PEEK

Public Option: Obama Speaks Loudly But Carries a Small Stick

The "public option" was positioned as something akin to a consumer-protection initiative. Robust? Not hardly.

President Obama spoke loudly but carried a small stick Wednesday night, when he outlined what's left of his health-care reform agenda in a rare address to a joint session of the Congress.

Noting that "it has now been nearly a century since Theodore Roosevelt first called for health-care reform," the president told skeptical legislators from both sides of the political aisle. "I am not the first president to take up this cause, but I am determined to be the last."

That was one of several takeaway lines of the night.

Another, delivered to members of the House and Senate who have just returned to Washington after an August of brutal town-hall meetings, was: "The time for bickering has passed. The time for games has passed. Now is the season for action. Now is the time when we must bring the best ideas of both parties together... Now is the time to deliver on health care."

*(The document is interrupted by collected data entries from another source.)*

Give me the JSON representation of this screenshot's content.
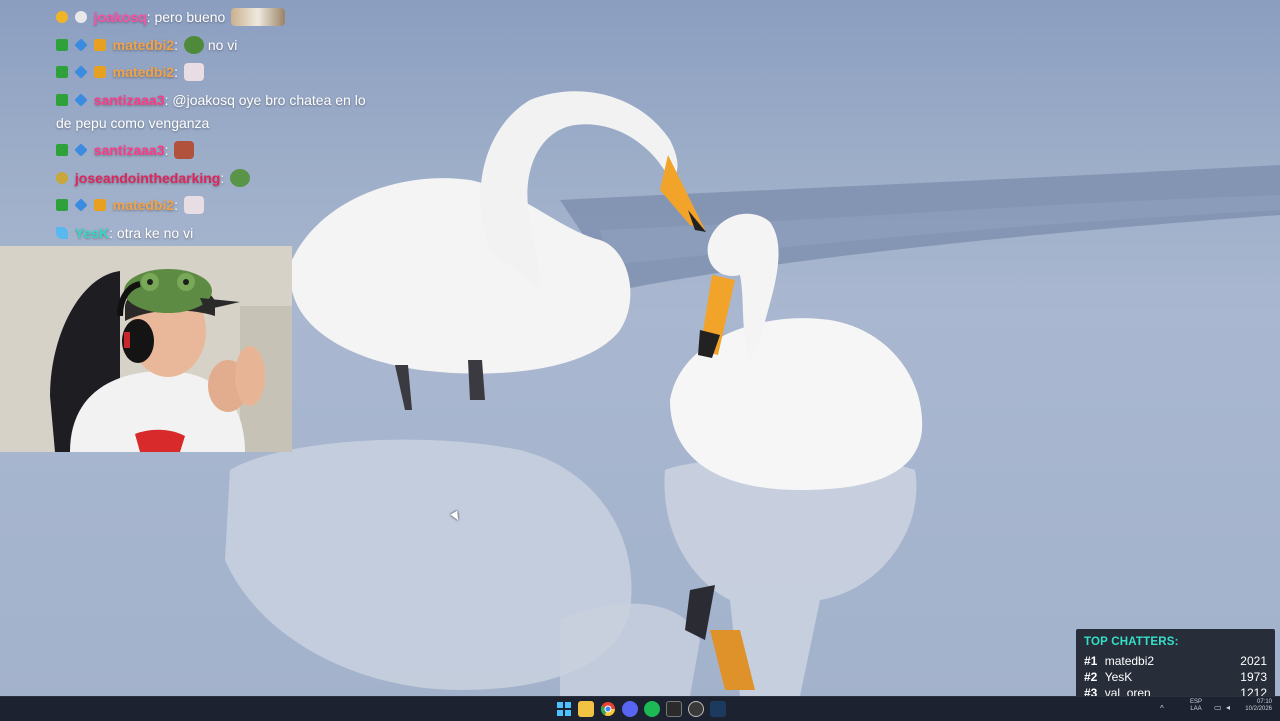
{
  "chat": {
    "messages": [
      {
        "user": "joakosq",
        "text": "pero bueno",
        "user_color": "#ff4fa6"
      },
      {
        "user": "matedbi2",
        "text": "no vi",
        "user_color": "#f0a24a"
      },
      {
        "user": "matedbi2",
        "text": "",
        "user_color": "#f0a24a"
      },
      {
        "user": "santizaaa3",
        "text": "@joakosq oye bro chatea en lo de pepu como venganza",
        "user_color": "#ff3a8a"
      },
      {
        "user": "santizaaa3",
        "text": "",
        "user_color": "#ff3a8a"
      },
      {
        "user": "joseandointhedarking",
        "text": "",
        "user_color": "#e0245e"
      },
      {
        "user": "matedbi2",
        "text": "",
        "user_color": "#f0a24a"
      },
      {
        "user": "YesK",
        "text": "otra ke no vi",
        "user_color": "#3ad6c4"
      }
    ]
  },
  "top_chatters": {
    "title": "TOP CHATTERS:",
    "entries": [
      {
        "rank": "#1",
        "name": "matedbi2",
        "count": "2021"
      },
      {
        "rank": "#2",
        "name": "YesK",
        "count": "1973"
      },
      {
        "rank": "#3",
        "name": "val_oren",
        "count": "1212"
      }
    ]
  },
  "taskbar": {
    "icons": [
      "windows-start-icon",
      "file-explorer-icon",
      "chrome-icon",
      "discord-icon",
      "spotify-icon",
      "app-icon",
      "obs-icon",
      "steam-icon"
    ],
    "tray": {
      "lang_top": "ESP",
      "lang_bottom": "LAA",
      "time": "07:10",
      "date": "10/2/2026"
    }
  },
  "colors": {
    "accent": "#35e0c8",
    "taskbar": "#1d2230"
  }
}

The president was equally muscular when it came to addressing "scary stories" and "bogus claims" about "death panels" and threats to Medicare that have been spun up by insurance-industry front groups in order to thwart meaningful reform. Democrats loved it when Obama told the spin doctors -- in the House and Senate Republican caucuses and their media echo chambers -- that: "If you misrepresent what's in the plan, we will call you out."

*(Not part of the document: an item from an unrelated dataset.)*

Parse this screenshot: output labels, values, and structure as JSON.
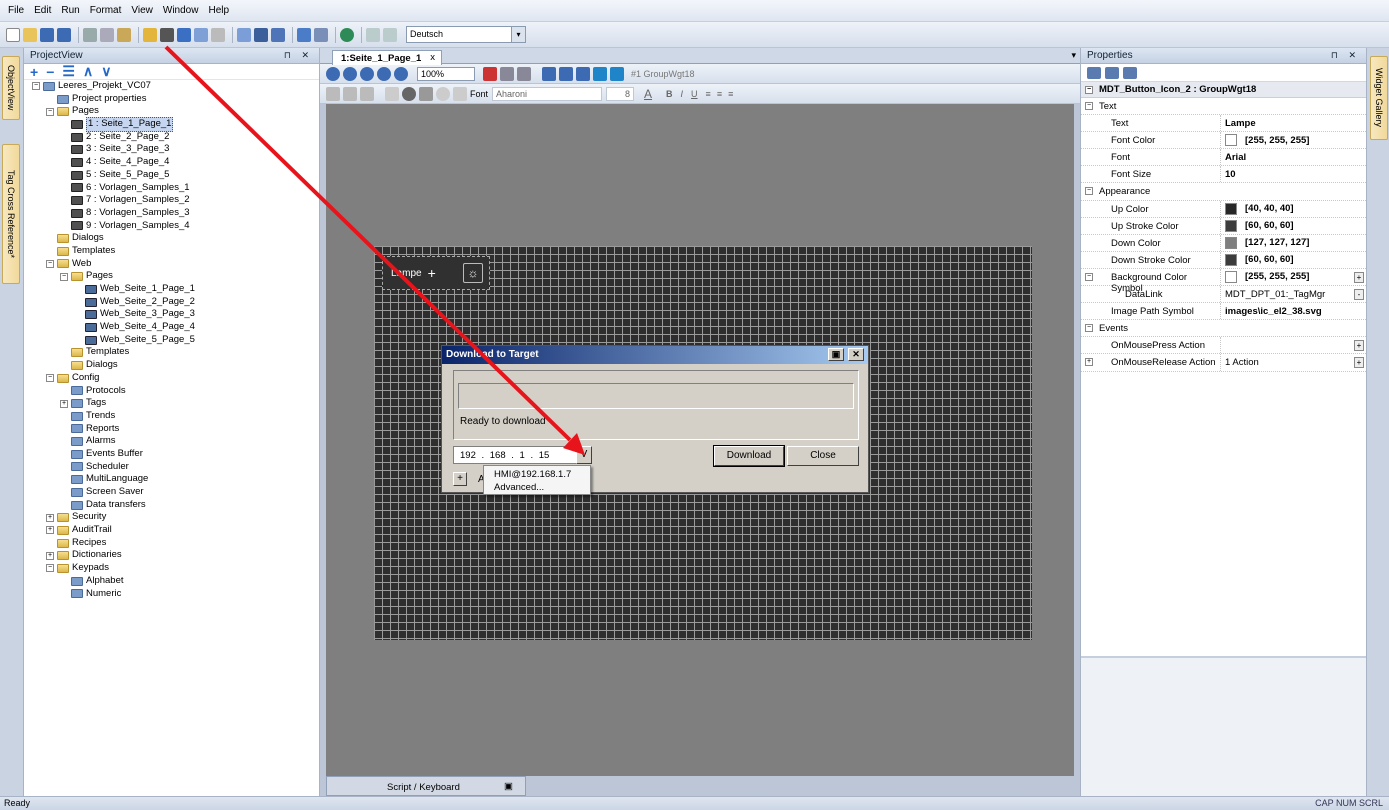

But for all of its rhetorical flourishes, this was not a to-the-barricades address by a president who was prepared to battle not just the lies about his plan but the compromises that would make universal health care the dream deferred.

When it came to the task of offering the explanations, arguments and details that have been so hard to come by during a frustratingly unfocused debate about how to develop a functional health-care system for a country where tens of millions of Americans have no insurance coverage and tens of millions more are under-insured, Obama remained disturbingly vague.

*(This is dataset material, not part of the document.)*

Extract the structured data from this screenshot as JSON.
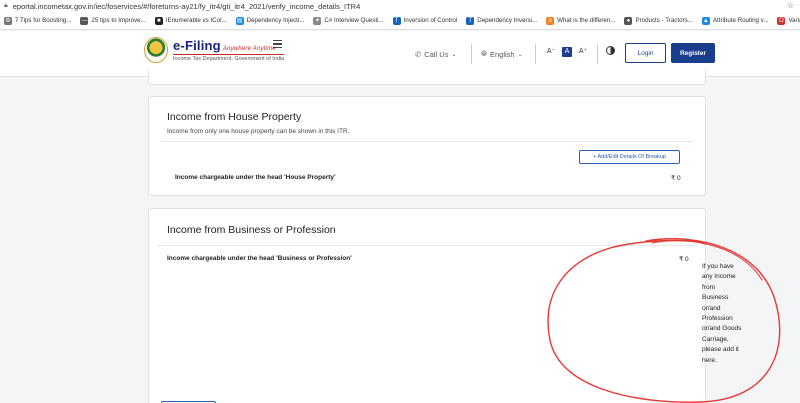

He restated his determination to prevent insurance companies from denying coverage to Americans with preexisting conditions. He proposed portability and flexibility. He pledged to bar corporate caps on the amount of care that is provided the sick. And he decried insurance company abuses that even Republicans seemed to agree--at least if applause is any measure -- are "heartbreaking" and "wrong."

These consumer-protection initiatives could well form the foundation for the legislation that Obama says he is determined to sign this year, since it certainly did not sound Wednesday night like the president was going to fight for the sort of broad reforms that really would provide quality care to all while control costs.

"It makes more sense to build on what works... rather than to build an entirely new system from scratch," Obama said, making all-too-clear his determination to retain the private for-profit system that has failed so miserably to deliver universal care but that has succeeded so monumentally in delivering profits to insurance and pharmaceutical corporation stockholders.

Obama still talked about "options" and "choices." But he suggested that they would be offered mainly by insurance companies that would be enjoy "incentives" -- i.e., new streams of taxpayer dollars--if they agree to abide by consumer-friendly regulations and come up with strategies for covering more of the uninsured.

The government might step in to help, Obama suggested, but he painted such interventions as temporary rather than permanent. When he spoke of a "public option," as he had to in order to keep progressive Democrats on board, the president still said: "I have no interest in putting insurance companies out of business."

The "public option" was positioned as something akin to a consumer-protection initiative for "those without insurance," a sort of welfare program that would attract only about five percent of Americans and that would be funded by premiums rather than tax dollars.

Robust? Not hardly.

 

John Nichols writes about politics for The Nation magazine as its Washington correspondent.